Magnetic levitation (sometimes referred to as maglev) is already seen across the world in everything from floating trains to high-speed machinery. But spin-stabilized levitation could simplify future uses of magnetic levitation, thanks to its compatibility with contact-free design. Current styles of maglev require control systems to supply magnetic force and conduct energy currents. This fresh approach instead only needs to spin one magnet in order to keep the other in place.



“Magnets should not hover when they are close together,” said Rasmus Bjørk, a study lead and physicist at TU-Denmark, according to The Debrief. “Usually, they will either attract or repel each other. But if you spin one of the magnets, it turns out, you can achieve this hovering. And that is the strange part. The force affecting the magnets should not change just because you rotate one of them, so it seems there is a coupling between the movement and the magnetic force.”

The rotor magnet does the spinning. If a motor can keep the rotor magnet moving, it can do the job of keeping the other magnet, dubbed the floater, levitating. “We have found that as levitation occurs,” the authors wrote in the study, “the floater-magnet frequency locks with the rotor magnet and, noticeably, that the magnetization of the floater is oriented close to the axis of rotation and toward the like pole of the rotor magnet.”

But why? Well, in contrast to what might be expected by the laws of magnetostatics, it turns out that the floater aligns its magnetization essentially perpendicular to the magnetic field of the rotor.

“It is quite surprising that magnetic levitation develops in such a relatively simple system,” Bjørk told Physics World.



That discovery means that the floater can levitate stably, thanks to the interaction. “It is intuitive to all that the magnetostatic force that one magnet exerts on another can be both attractive and repulsive,” Frederik Laust Durhus, a study lead and physicist at TU-Denmark, told Physics World. “Without rotation, the free magnet will rotate so the force becomes purely attractive and then the magnets will collide into each other.
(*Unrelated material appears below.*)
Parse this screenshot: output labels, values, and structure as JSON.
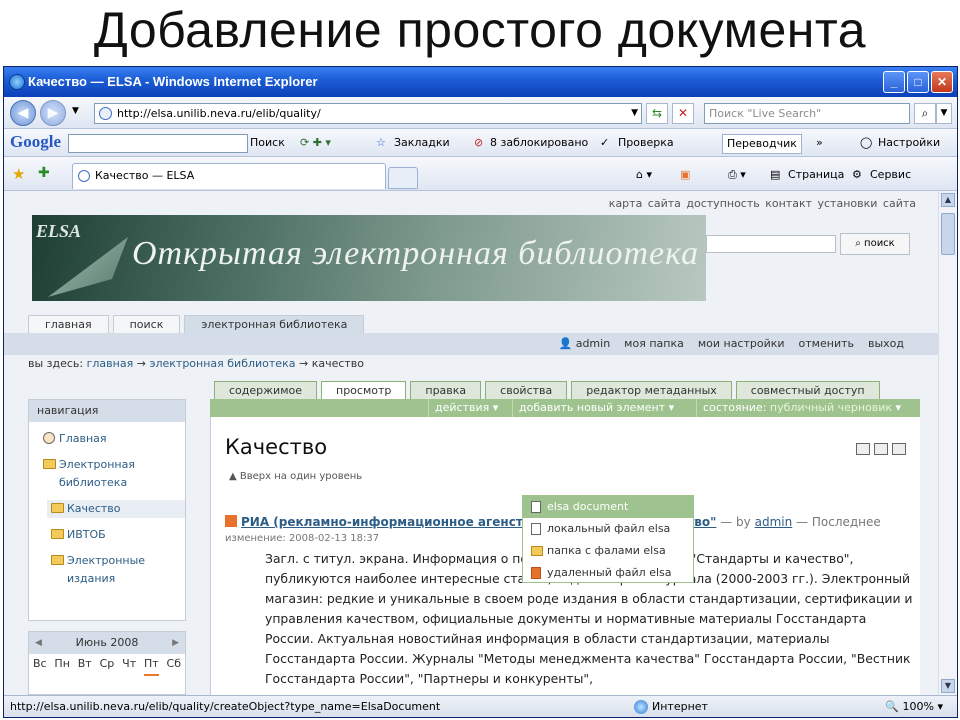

What makes the new magnetic levitation system so special is that the rotation itself allows the floater to remain in a counterintuitive configuration, nearly perpendicular to the floater’s field, where the magnetostatic force both attracts and repels it.”

Such a setup could prove useful for everything from magnetic trapping of microparticles to touch-free robotic applications, thanks to a setup that is much simplified as compared to current-reliant systems.

“The key highlight in our experiment demonstrating magnetic levitation,” Bjørk told Physics, “is how exceedingly simple it is to realize.”